She longed to take Letty and Miss Leech away with her that very morning, and punish Anna by leaving her entirely alone; but she did not dare because of Peter. Peter was always on Anna's side when there were differences, and would be sure to do something dreadful when he heard of it—perhaps come and live here too, and never go back to his wife any more. Oh, these half Germans! Why had she married into a family with such a taint in its blood? "You will have to have some one here," she said, turning on Anna, who still sat on the floor by the sofa, a look on her face of apology and penitence mixed with firmness that Susie well knew. "How can you stay here alone? I shall leave Miss Leech with you till the end of the holidays, though I hate to seem to encourage you; but then you see I do my duty and always have, though I don't talk about it. When I get home I shall look for some elderly woman who won't mind coming here and seeing that you don't make yourself too much of a by-word, and the day she comes you are to send me back my child."
"It is good of you to let me keep Letty, dear Susie——"
"Dear Susie!"
"But I don't mean to be a by-word, as you call it," continued Anna, the ghost of a smile lurking in her eyes, "and I don't want an Englishwoman. What use would she be here? She wouldn't understand if it was a German by-word that I turned into. I thought about asking the parson how I had better set about getting a German lady—a grave and sober female, advanced in years, as Uncle Joachim wrote."
"Oh, Uncle Joachim——" Susie could hardly endure to hear the name. It was that odious old man who had filled Anna's head with these ideas. To leave her money was admirable, but to influence a weak girl's mind with his wishy-washy German philosophy about the better life and such rubbish, as he evidently had done during those excursions with her, was conduct so shameful that she found no words strong enough to express her opinion of it. Everyone would blame her for what had happened, everyone would jeer at her, and say that the moment an opportunity of escape had presented itself Anna had seized it, preferring an existence of loneliness and hardship—any sort of existence—to all the pleasures of civilised life in Susie's company. Peter would certainly be very angry with her, and reproach her with not having made Anna happy enough. Happy enough! The girl had cost her at least three hundred a year, what with her expensive education and all her clothes since she came out; and if three hundred good pounds spent on a girl could not make her happy, she'd like to know what could. And no one—not one of those odious people in London whom she secretly hated—would have a single word of censure for Anna. No one ever had. All her vagaries and absurdities during the last few years when she had been so provoking had been smiled at, had been, Susie knew, put down to her treatment of her. Treatment of her, indeed! The thought of these things made Susie writhe. She had been looking forward to the next season, to having her pretty sister-in-law with her in the happy mood she had been in since she heard of her good fortune, and had foreseen nothing but advantages to herself from Anna's presence in her house—an Anna spending and not being spent upon, and no doubt to be persuaded to share the expenses of housekeeping. And now she must go home by herself to blame, scoldings, and derision. The prospect was almost more than she could bear. She went to the door, opened it, and turning to Anna fired a parting shot. "Let no one," she said, her voice shaken by deepest disgust, "who wants to be happy, ever spend a penny on her husband's relations."
And then she called Hilton; nor did she leave off calling till Hilton appeared, and so prevented Anna from saying another word.
CHAPTER VIII
But if Susie's rage was such that she refused to say good-bye, and terrified Miss Leech while she was waiting in the hall for the carriage by dark allusions to strait-waistcoats, when the parson was taken into Anna's confidence after dinner on the following night his raptures knew no bounds. "Liebes, edeldenkendes Fräulein!" he burst out, clasping his hands and gazing with a moist, ecstatic eye at this young sprig of piety.

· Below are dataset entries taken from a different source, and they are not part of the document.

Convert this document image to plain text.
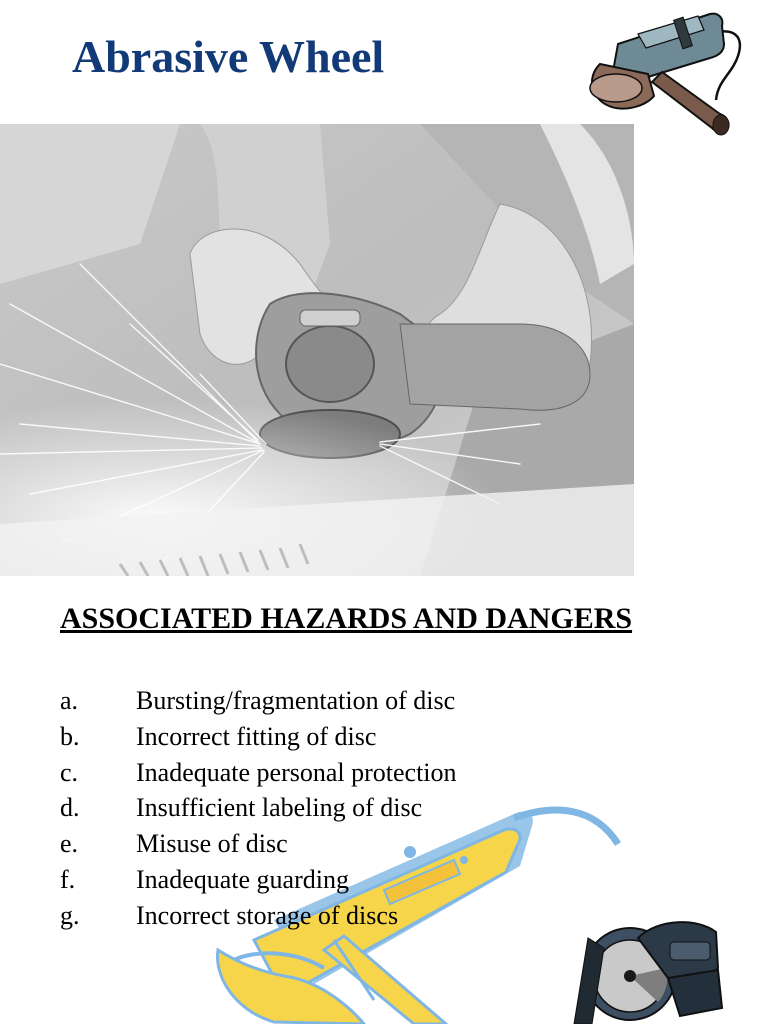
Abrasive Wheel
ASSOCIATED HAZARDS AND DANGERS
a. Bursting/fragmentation of disc
b. Incorrect fitting of disc
c. Inadequate personal protection
d. Insufficient labeling of disc
e. Misuse of disc
f. Inadequate guarding
g. Incorrect storage of discs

He was a good man, not very learned, not very refined, sentimental exceedingly, and much inclined to become tearfully eloquent on such subjects as die liebe kleine Kinder, die herrliche Natur, die Frau als Schutzengel, and the sacredness of das Familienleben.
Anna felt that he was the only person at hand who could perhaps help her to find twelve dejected ladies willing to be made happy, and had unfolded her plan to him as tersely as possible in her stumbling German, with none of those accompanying digressions into the question of feelings that Susie stigmatised as drivel; and she sat uncomfortable enough while he burst forth into praises that would not end of her goodness and nobleness. It is hard to look anything but fatuous when somebody is extolling your virtues to your face, and she could not help both looking and feeling foolish during his extravagant glorification. She did not doubt his sincerity, and indeed he was absolutely sincere, but she wished that he would be less flowery and less long, and would skip the raptures and get on to the main subject, which was practical advice.